Prix de l'énergie: "Johan Vande Lanotte incite à la désobéissance civile"

Le VOKA a fustigé les propos du ministre invitant les entreprises à contester et à ne pas payer leurs factures de gaz. Test-Achats juge l'augmentation illégale mais conseille au consommateur de continuer à payer sa facture. De son côté, Lampiris ne se sent pas directement concerné.

Jonas Legge (avec Belga)
Prix de l'énergie: "Johan Vande Lanotte incite à la désobéissance civile"
©Reporters

L'appel du ministre de l'Economie Johan Vande Lanotte (sp.a), invitant les entreprises à contester et à ne pas payer leurs factures de gaz, est une initiative "rare" et "presque un appel à la désobéissance civile", a indiqué vendredi le réseau flamand d'entrepreneurs Voka. Le président de l'Unizo, Karel Van Eetvelt, a pour sa part indiqué que son organisation soutenait totalement l'appel de M. Vande Lanotte.

Le ministre fédéral de l'Economie a conseillé vendredi matin aux entreprises de contester et de ne pas payer leurs factures de gaz plus élevées depuis ce 1er avril chez Electrabel et Luminus, alors que le gouvernement avait décidé d'un gel des prix à compter de cette date. Ces fournisseurs ont malgré tout décidé d'augmenter leur prix pour le gaz, arguant du manque de clarté de la loi.

Les particuliers ne sentiront pas immédiatement les effets de cette hausse, ceux-ci payant un forfait mensuel avant un décompte de leur consommation en fin d'année. A l'inverse, les entreprises paient, elles, leur consommation réelle mois par mois.
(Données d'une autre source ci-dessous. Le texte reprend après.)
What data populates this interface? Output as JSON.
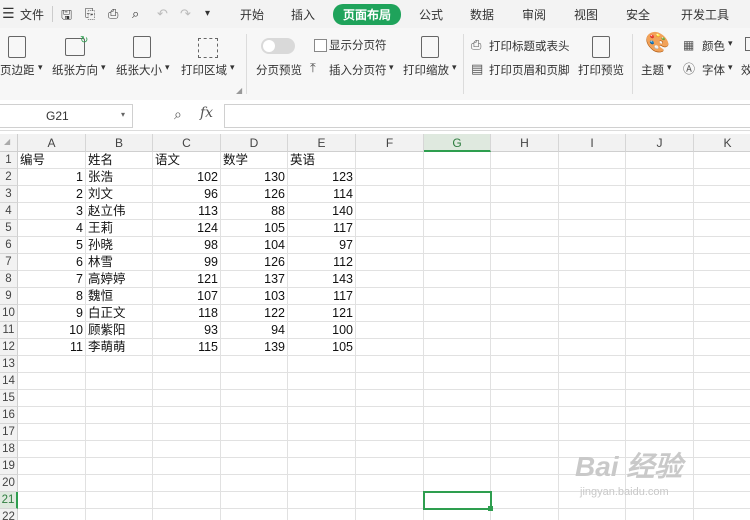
{
  "menubar": {
    "menu_icon": "hamburger-icon",
    "file": "文件",
    "tabs": [
      "开始",
      "插入",
      "页面布局",
      "公式",
      "数据",
      "审阅",
      "视图",
      "安全",
      "开发工具"
    ],
    "active_tab": "页面布局"
  },
  "toolbar": {
    "margins": "页边距",
    "orientation": "纸张方向",
    "paper_size": "纸张大小",
    "print_area": "打印区域",
    "page_break_preview": "分页预览",
    "show_page_breaks": "显示分页符",
    "insert_page_break": "插入分页符",
    "print_scaling": "打印缩放",
    "print_titles": "打印标题或表头",
    "print_header_footer": "打印页眉和页脚",
    "print_preview": "打印预览",
    "theme": "主题",
    "colors": "颜色",
    "fonts": "字体",
    "effects": "效"
  },
  "formula_bar": {
    "name_box": "G21",
    "fx": "fx",
    "value": ""
  },
  "sheet": {
    "columns": [
      "A",
      "B",
      "C",
      "D",
      "E",
      "F",
      "G",
      "H",
      "I",
      "J",
      "K"
    ],
    "rows": [
      "1",
      "2",
      "3",
      "4",
      "5",
      "6",
      "7",
      "8",
      "9",
      "10",
      "11",
      "12",
      "13",
      "14",
      "15",
      "16",
      "17",
      "18",
      "19",
      "20",
      "21",
      "22"
    ],
    "selected_cell": "G21",
    "headers": [
      "编号",
      "姓名",
      "语文",
      "数学",
      "英语"
    ],
    "data": [
      [
        "1",
        "张浩",
        "102",
        "130",
        "123"
      ],
      [
        "2",
        "刘文",
        "96",
        "126",
        "114"
      ],
      [
        "3",
        "赵立伟",
        "113",
        "88",
        "140"
      ],
      [
        "4",
        "王莉",
        "124",
        "105",
        "117"
      ],
      [
        "5",
        "孙晓",
        "98",
        "104",
        "97"
      ],
      [
        "6",
        "林雪",
        "99",
        "126",
        "112"
      ],
      [
        "7",
        "高婷婷",
        "121",
        "137",
        "143"
      ],
      [
        "8",
        "魏恒",
        "107",
        "103",
        "117"
      ],
      [
        "9",
        "白正文",
        "118",
        "122",
        "121"
      ],
      [
        "10",
        "顾紫阳",
        "93",
        "94",
        "100"
      ],
      [
        "11",
        "李萌萌",
        "115",
        "139",
        "105"
      ]
    ]
  },
  "watermark": {
    "text": "Bai 经验",
    "url": "jingyan.baidu.com"
  },
  "colors": {
    "accent": "#1fa35b",
    "selection": "#2e9e4f"
  }
}
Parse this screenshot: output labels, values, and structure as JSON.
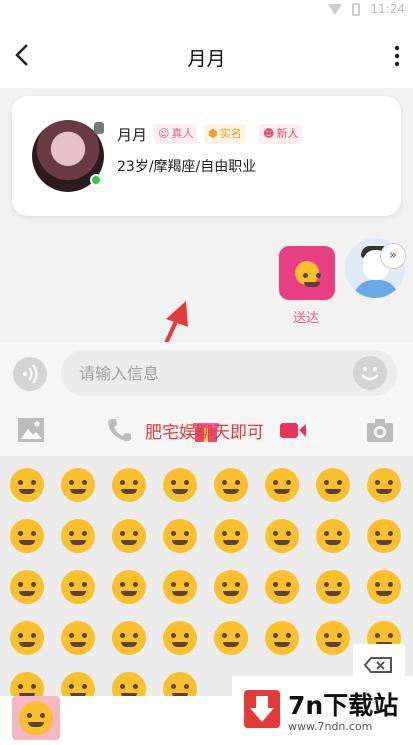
{
  "status_bar": {
    "time": "11:24"
  },
  "header": {
    "title": "月月"
  },
  "profile": {
    "name": "月月",
    "badges": {
      "real": "真人",
      "verified": "实名",
      "new": "新人"
    },
    "info": "23岁/摩羯座/自由职业"
  },
  "messages": {
    "sent_label": "送达"
  },
  "input": {
    "placeholder": "请输入信息"
  },
  "overlay": {
    "text": "肥宅娱聊天即可"
  },
  "watermark": {
    "brand": "7n下载站",
    "url": "www.7ndn.com"
  },
  "colors": {
    "accent": "#e83e83",
    "online": "#2ecc40",
    "annotation": "#e23b3b"
  }
}
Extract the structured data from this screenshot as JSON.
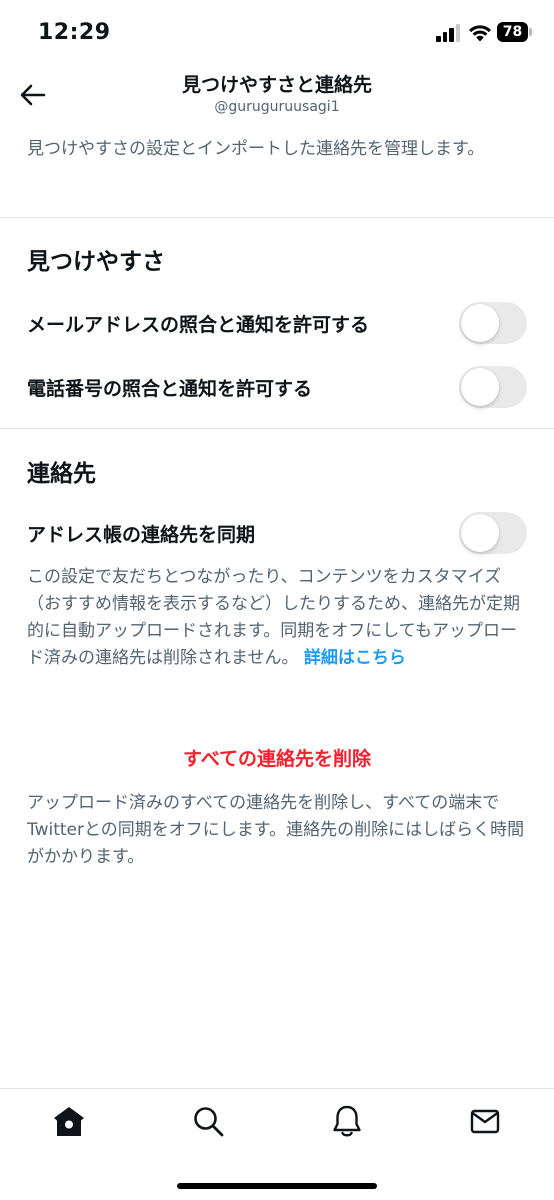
{
  "status_bar": {
    "time": "12:29",
    "battery": "78"
  },
  "header": {
    "title": "見つけやすさと連絡先",
    "username": "@guruguruusagi1"
  },
  "intro": "見つけやすさの設定とインポートした連絡先を管理します。",
  "discoverability": {
    "title": "見つけやすさ",
    "settings": [
      {
        "label": "メールアドレスの照合と通知を許可する",
        "enabled": false
      },
      {
        "label": "電話番号の照合と通知を許可する",
        "enabled": false
      }
    ]
  },
  "contacts": {
    "title": "連絡先",
    "sync": {
      "label": "アドレス帳の連絡先を同期",
      "enabled": false
    },
    "sync_description": "この設定で友だちとつながったり、コンテンツをカスタマイズ（おすすめ情報を表示するなど）したりするため、連絡先が定期的に自動アップロードされます。同期をオフにしてもアップロード済みの連絡先は削除されません。",
    "learn_more": "詳細はこちら",
    "delete_all": "すべての連絡先を削除",
    "delete_description": "アップロード済みのすべての連絡先を削除し、すべての端末でTwitterとの同期をオフにします。連絡先の削除にはしばらく時間がかかります。"
  },
  "tab_bar": {
    "tabs": [
      {
        "icon": "home-icon",
        "active": true
      },
      {
        "icon": "search-icon",
        "active": false
      },
      {
        "icon": "bell-icon",
        "active": false
      },
      {
        "icon": "mail-icon",
        "active": false
      }
    ]
  },
  "colors": {
    "link": "#1d9bf0",
    "danger": "#f4212e",
    "secondary_text": "#536471",
    "toggle_off": "#e9e9ea"
  }
}
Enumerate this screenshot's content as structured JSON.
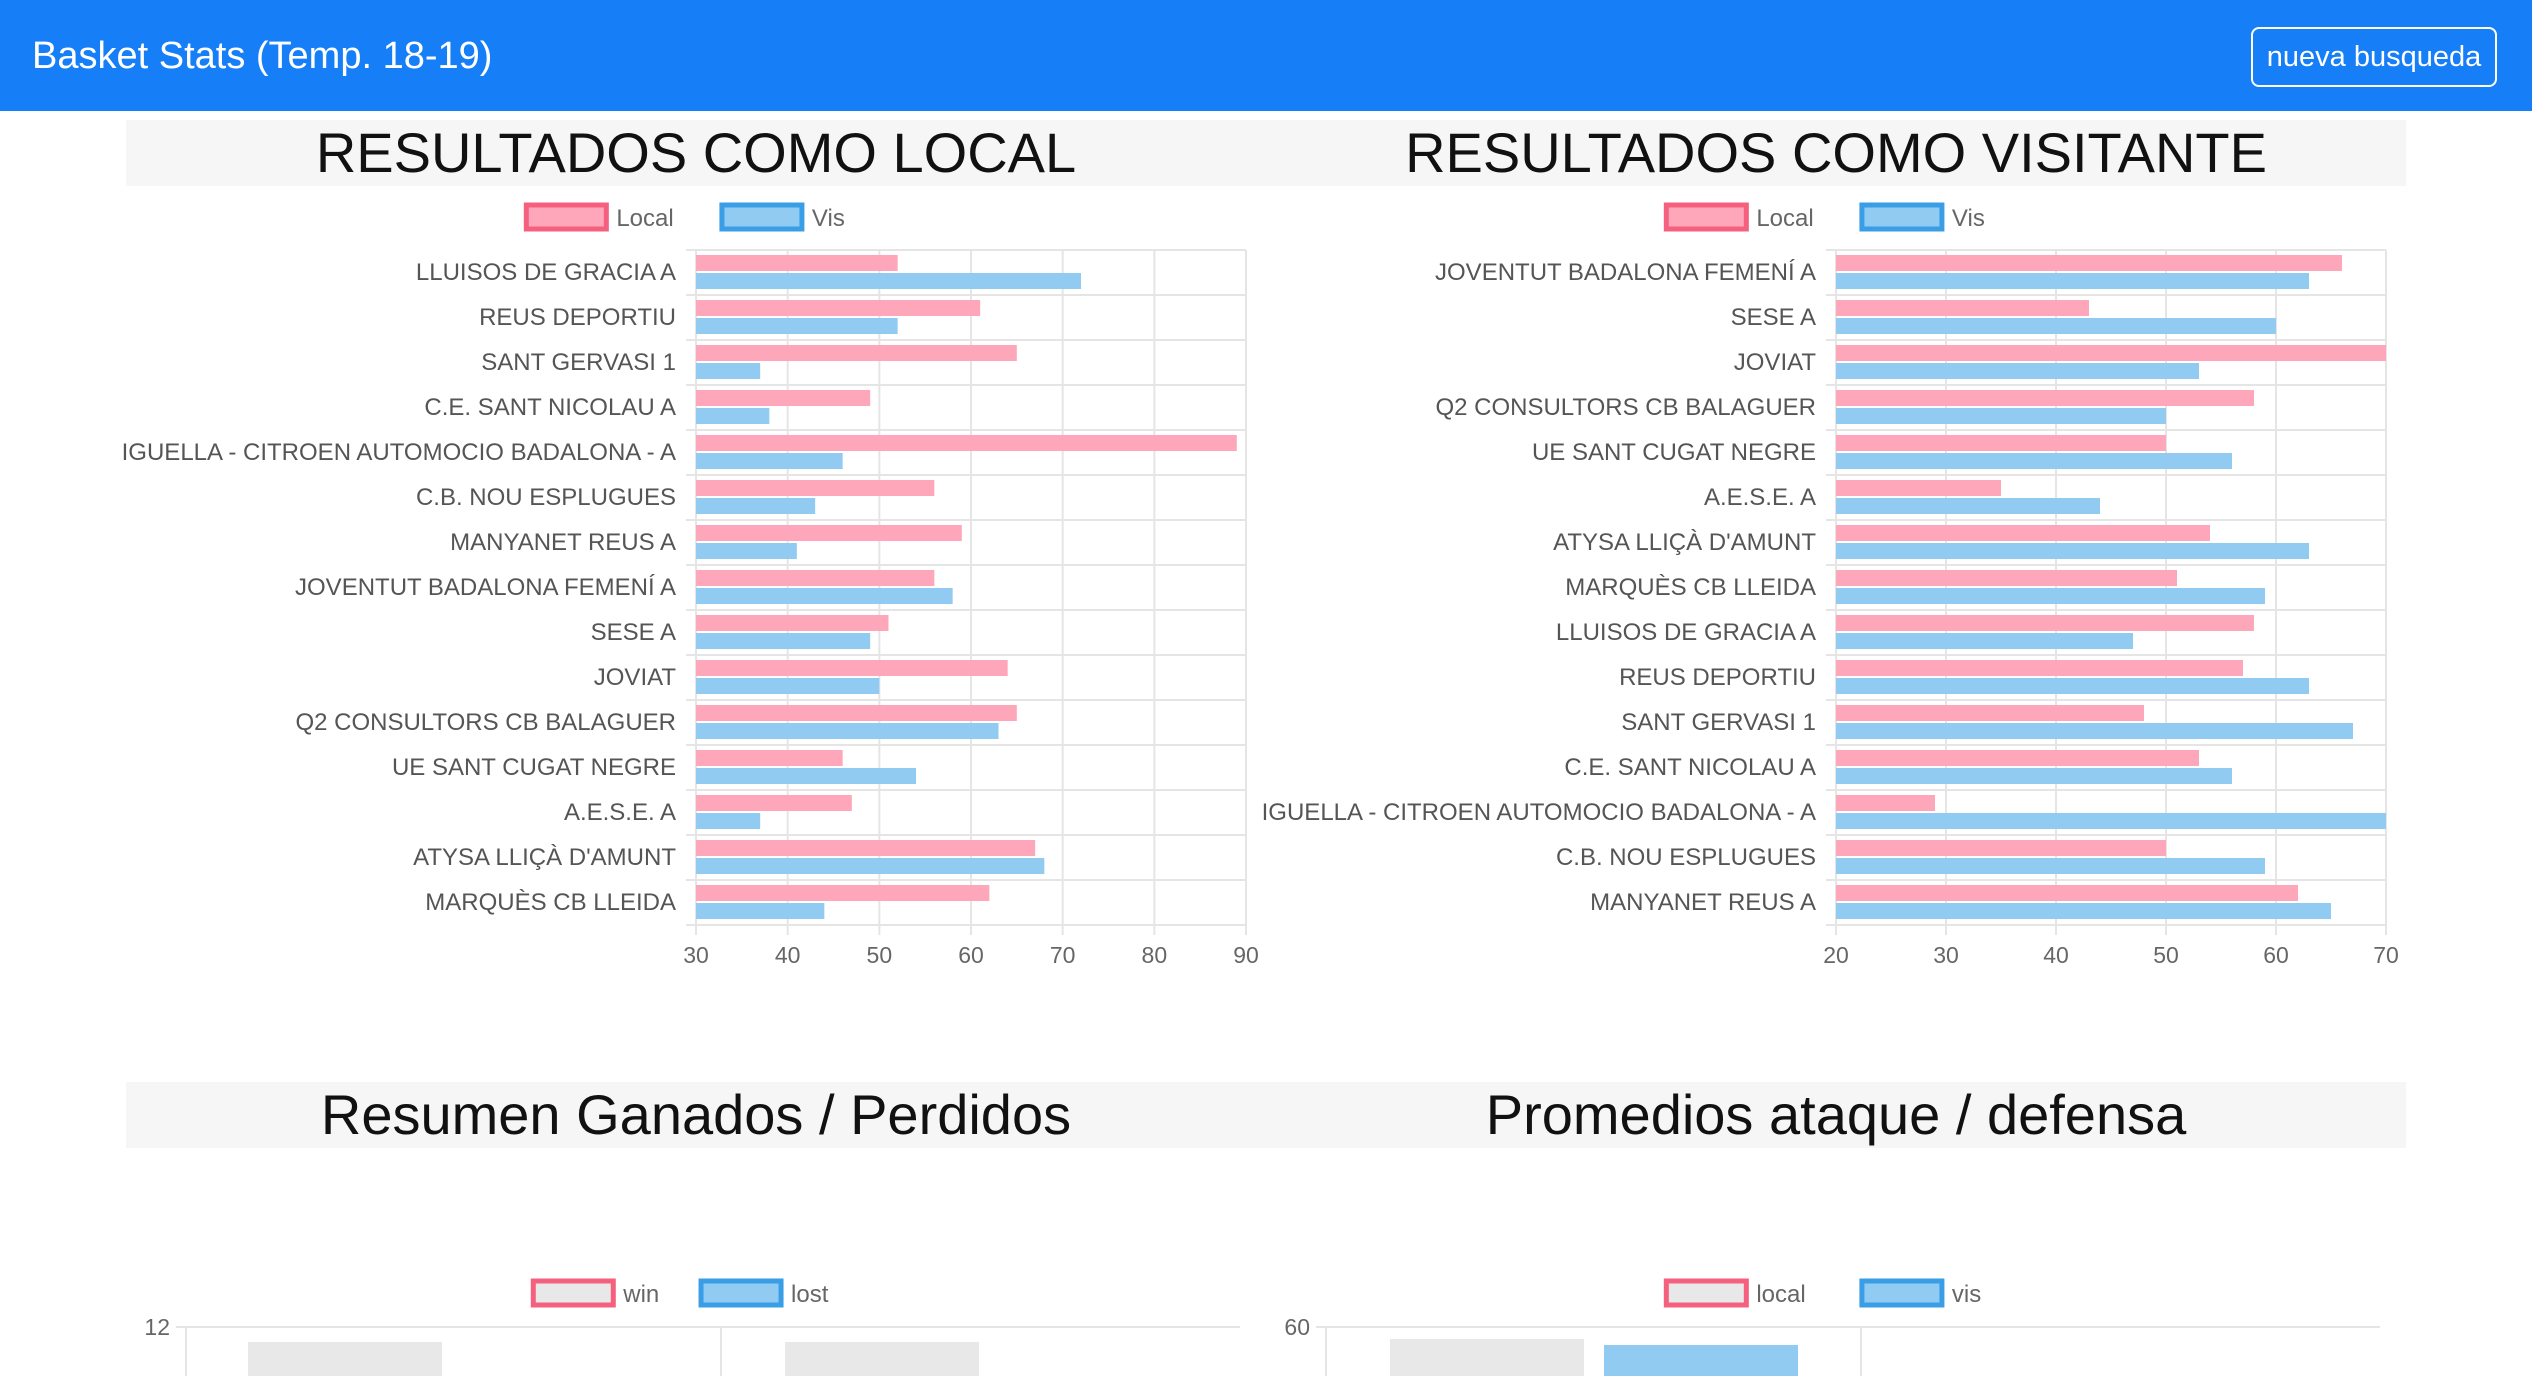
{
  "navbar": {
    "brand": "Basket Stats (Temp. 18-19)",
    "button_label": "nueva busqueda",
    "color": "#167ef7"
  },
  "colors": {
    "local_fill": "#ffa7ba",
    "local_border": "#f5607f",
    "vis_fill": "#92cbf2",
    "vis_border": "#3a9ee6",
    "win_fill": "#e8e8e8",
    "lost_fill": "#92cbf2",
    "grid": "#e5e5e5",
    "tick_text": "#666666",
    "label_text": "#555555"
  },
  "chart_data": [
    {
      "type": "bar",
      "orientation": "horizontal",
      "title": "RESULTADOS COMO LOCAL",
      "categories": [
        "LLUISOS DE GRACIA A",
        "REUS DEPORTIU",
        "SANT GERVASI 1",
        "C.E. SANT NICOLAU A",
        "IGUELLA - CITROEN AUTOMOCIO BADALONA - A",
        "C.B. NOU ESPLUGUES",
        "MANYANET REUS A",
        "JOVENTUT BADALONA FEMENÍ A",
        "SESE A",
        "JOVIAT",
        "Q2 CONSULTORS CB BALAGUER",
        "UE SANT CUGAT NEGRE",
        "A.E.S.E. A",
        "ATYSA LLIÇÀ D'AMUNT",
        "MARQUÈS CB LLEIDA"
      ],
      "series": [
        {
          "name": "Local",
          "values": [
            52,
            61,
            65,
            49,
            89,
            56,
            59,
            56,
            51,
            64,
            65,
            46,
            47,
            67,
            62
          ]
        },
        {
          "name": "Vis",
          "values": [
            72,
            52,
            37,
            38,
            46,
            43,
            41,
            58,
            49,
            50,
            63,
            54,
            37,
            68,
            44
          ]
        }
      ],
      "xlim": [
        30,
        90
      ],
      "xticks": [
        30,
        40,
        50,
        60,
        70,
        80,
        90
      ],
      "grid": true,
      "legend": "top"
    },
    {
      "type": "bar",
      "orientation": "horizontal",
      "title": "RESULTADOS COMO VISITANTE",
      "categories": [
        "JOVENTUT BADALONA FEMENÍ A",
        "SESE A",
        "JOVIAT",
        "Q2 CONSULTORS CB BALAGUER",
        "UE SANT CUGAT NEGRE",
        "A.E.S.E. A",
        "ATYSA LLIÇÀ D'AMUNT",
        "MARQUÈS CB LLEIDA",
        "LLUISOS DE GRACIA A",
        "REUS DEPORTIU",
        "SANT GERVASI 1",
        "C.E. SANT NICOLAU A",
        "IGUELLA - CITROEN AUTOMOCIO BADALONA - A",
        "C.B. NOU ESPLUGUES",
        "MANYANET REUS A"
      ],
      "series": [
        {
          "name": "Local",
          "values": [
            66,
            43,
            70,
            58,
            50,
            35,
            54,
            51,
            58,
            57,
            48,
            53,
            29,
            50,
            62
          ]
        },
        {
          "name": "Vis",
          "values": [
            63,
            60,
            53,
            50,
            56,
            44,
            63,
            59,
            47,
            63,
            67,
            56,
            70,
            59,
            65
          ]
        }
      ],
      "xlim": [
        20,
        70
      ],
      "xticks": [
        20,
        30,
        40,
        50,
        60,
        70
      ],
      "grid": true,
      "legend": "top"
    },
    {
      "type": "bar",
      "title": "Resumen Ganados / Perdidos",
      "series": [
        {
          "name": "win",
          "values": [
            11.7,
            11.7
          ]
        },
        {
          "name": "lost",
          "values": [
            null,
            null
          ]
        }
      ],
      "ytick_top": 12,
      "legend": "top"
    },
    {
      "type": "bar",
      "title": "Promedios ataque / defensa",
      "series": [
        {
          "name": "local",
          "values": [
            58.8
          ]
        },
        {
          "name": "vis",
          "values": [
            58.2
          ]
        }
      ],
      "ytick_top": 60,
      "legend": "top"
    }
  ]
}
"Si vous ne contestez pas l'augmentation et que vous payez la facture, vous risquez par la suite de ne pas récupérer votre argent, même si le gouvernement parvient à mettre un terme à cette hausse des prix", explique le président de l'Unizo, Karel Van Eetvelt. "Pour cette raison, nous soutenons entièrement l'appel du ministre", a-t-il ajouté.

Le Voka estime qu'il faut combattre l'augmentation des prix de l'énergie mais trouve "rare que le gouvernement donne un signal invitant à contester les factures; c'est quasiment un appel à la désobéissance civile, que nous ne pouvons donc pas soutenir", a expliqué Jochen Bessemans, le porte-parole du Voka.

Le réseau d'entrepreneurs pense que le ministre dispose d'autres moyens, notamment judiciaires et parlementaires, pour s'opposer à cette hausse des prix.

Test-Achats juge illégale l'augmentation du prix de l'énergie

L'augmentation des factures de gaz est "illégale", a déclaré vendredi Stéphane Dauchy, expert en énergie chez Test-Achats, contacté par Belga. "Nous reconnaissons que la loi n'est pas très claire et qu'elle est sujette à plusieurs interprétations, mais cette augmentation n'a pas de raison d'être", considère Test-Achats.

L'organisation estime que le gel des prix prenait cours à partir du 1er avril inclus. "Les augmentations calculées par Electrabel, Luminus et autres vont à l'encontre des décisions gouvernementales, et à l'encontre de l'esprit de la loi, qui ne voulait sûrement pas voir les prix augmenter avant la période de gel, occasionnant ainsi un gel sur des prix trop élevés", développe Test-Achats.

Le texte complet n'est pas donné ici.